Director – Ryan Schifrin

Cast – Matt McCoy, Haley Joel, Christien Tinsley, Karin Anna Cheung, Jeffrey Combs, Natalie Compagno, Michael Deak, Paul Gleason, Lance Henriksen, Rex Linn, Ashley Hartman

Release Year – 2006

Reviewed by John of the Dead

Due to my love for ANYTHING having to do with cryptozoology, I have a strong interest in horror films having to do with Bigfoot, The Yeti, Abominable Snowman, etc.  When I randomly came across this film I thought, “oh what the hell, let’s do this” and surprisingly enough this film was not as bad as I expected it to be.  It is nothing special, but it does add a unique twist to the Bigfoot horror sub-genre that I have yet to see.

Abominable follows Preston Rogers, a paraplegic returning to his hometown after his release from a mental institution due to a violent accidental death his wife suffered.  Because Preston is bound to a wheelchair he must stay in his room throughout the day, but is given something to keep him entertained when a group of young women rent the home next door to him for a weekend of fun.  Preston’s curious mind gets the best of him and he decides to watch the girls and see what they are up to, and catches something unlike anything he has ever seen before.  If his eyes are not deceiving him, a giant creature reminiscent of Bigfoot has grabbed one of the girls and taken her into the woods.  He tries to contact several people, including the authorities, but nobody believes his claims.  Sure enough, Bigfoot has come back to consume more humans, and Preston now has a long night ahead of him.

For a film that I believe debuted on the Sci-fi channel, this is a pretty good production.  We get no crappy CGI effects or horrendous acting and instead are given a legitimate film that beats most of the crap they show on that channel.  To make this even cooler, we get a full fledged live-action Bigfoot in this flick that delivers some pretty cool kills and comes with some campy mannerisms as well.  He was not a scary looking Bigfoot, but came of a bit comical to me, which I enjoyed.  Think Hatchet’s Victor Crowley but in Bigfoot form.  Now, to make THAT even cooler, we get some small roles from horror legends Jeffrey Combes and Lance Henriksen.  Personally I would have preferred it if they themselves were the stars of this film, but that was not the case.  Bummer.

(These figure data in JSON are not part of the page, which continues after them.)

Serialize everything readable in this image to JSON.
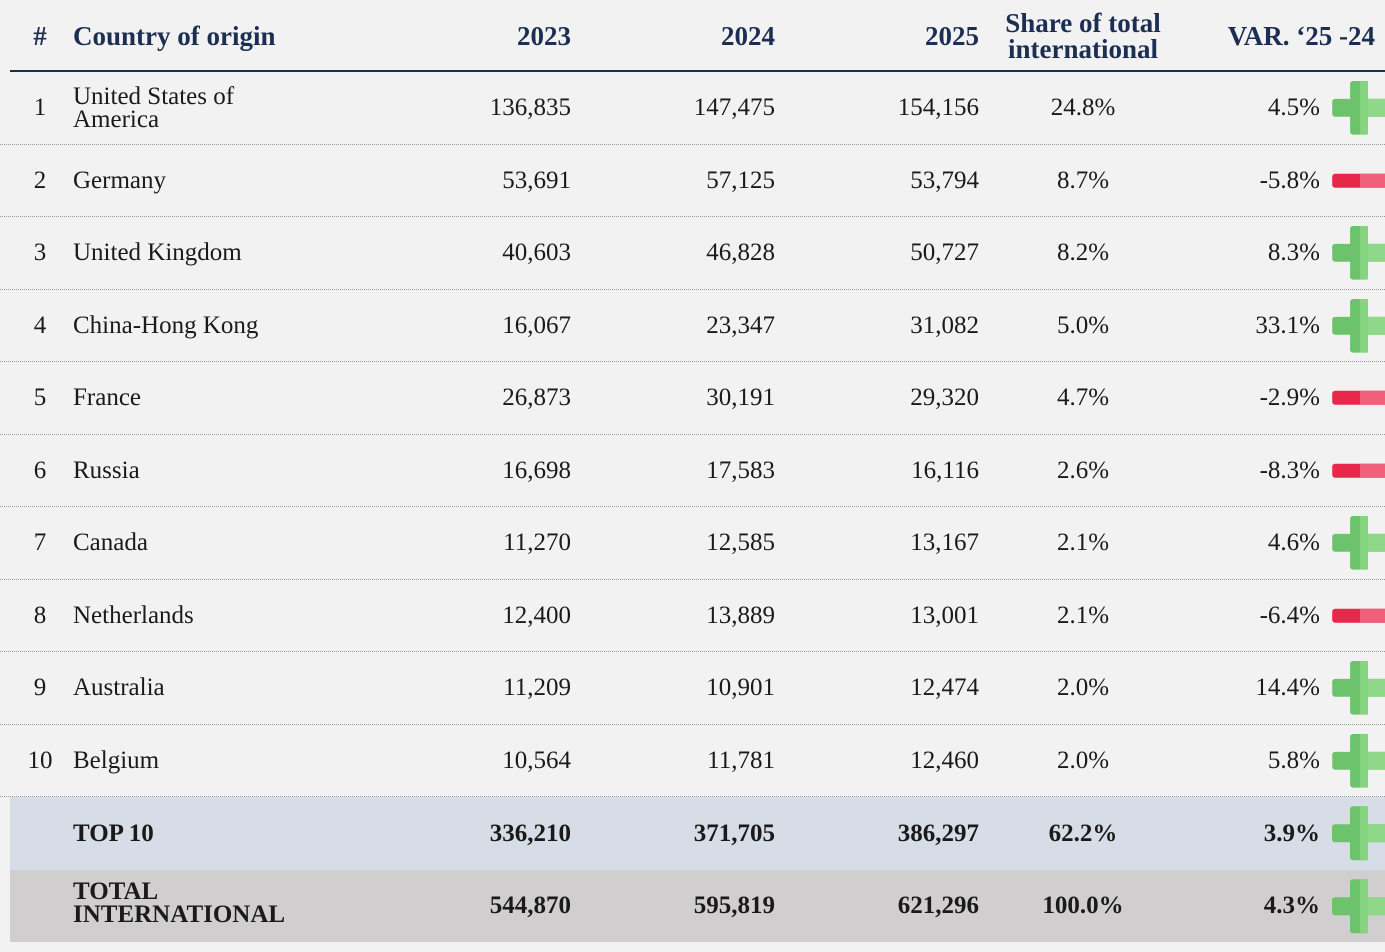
{
  "table": {
    "columns": [
      "#",
      "Country of origin",
      "2023",
      "2024",
      "2025",
      "Share of total international",
      "VAR. ‘25 -24"
    ],
    "rows": [
      [
        "1",
        "United States of America",
        "136,835",
        "147,475",
        "154,156",
        "24.8%",
        "4.5%"
      ],
      [
        "2",
        "Germany",
        "53,691",
        "57,125",
        "53,794",
        "8.7%",
        "-5.8%"
      ],
      [
        "3",
        "United Kingdom",
        "40,603",
        "46,828",
        "50,727",
        "8.2%",
        "8.3%"
      ],
      [
        "4",
        "China-Hong Kong",
        "16,067",
        "23,347",
        "31,082",
        "5.0%",
        "33.1%"
      ],
      [
        "5",
        "France",
        "26,873",
        "30,191",
        "29,320",
        "4.7%",
        "-2.9%"
      ],
      [
        "6",
        "Russia",
        "16,698",
        "17,583",
        "16,116",
        "2.6%",
        "-8.3%"
      ],
      [
        "7",
        "Canada",
        "11,270",
        "12,585",
        "13,167",
        "2.1%",
        "4.6%"
      ],
      [
        "8",
        "Netherlands",
        "12,400",
        "13,889",
        "13,001",
        "2.1%",
        "-6.4%"
      ],
      [
        "9",
        "Australia",
        "11,209",
        "10,901",
        "12,474",
        "2.0%",
        "14.4%"
      ],
      [
        "10",
        "Belgium",
        "10,564",
        "11,781",
        "12,460",
        "2.0%",
        "5.8%"
      ]
    ],
    "summary": [
      [
        "TOP 10",
        "336,210",
        "371,705",
        "386,297",
        "62.2%",
        "3.9%"
      ],
      [
        "TOTAL INTERNATIONAL",
        "544,870",
        "595,819",
        "621,296",
        "100.0%",
        "4.3%"
      ]
    ]
  }
}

Story-wise this film is the usual creature feature, but with a twist I have never seen in a creature feature film…a Rear Window-esque element.  Because Preston is bound to a wheelchair he heavily resembles Jimmy Stewart’s character in Rear Window in which he is witnessing horrible things taking place but can do little about it.  We also got this in the Shia-starring knockoff of Rear Window titled Disturbia a few years back.  While this immobility element is not a new idea, it is a new idea in the realm of creature features, so I found that enjoyable and unique in its own right.

Director Ryan Schifrin did a fine job setting up a creepy atmosphere for the film, and secured a positive feel from me thanks to him settling for a live-action creature and some live-action gore scenes as well.  He definitely put all seriousness aside and simply made this a fun film.  It does not come off as overly cheezy like Peter Jackson’s early works like Dead Alive, but Hatchet-esque in the form of a creature feature.  Nicely done.

Overall, this is a cool watch that does not deliver anything genre bending or overly praise worthy but does enough to be a fun-to-watch creature feature once things get going.  If you like these creature oriented films with a little dash of campy fun then give this one a shot.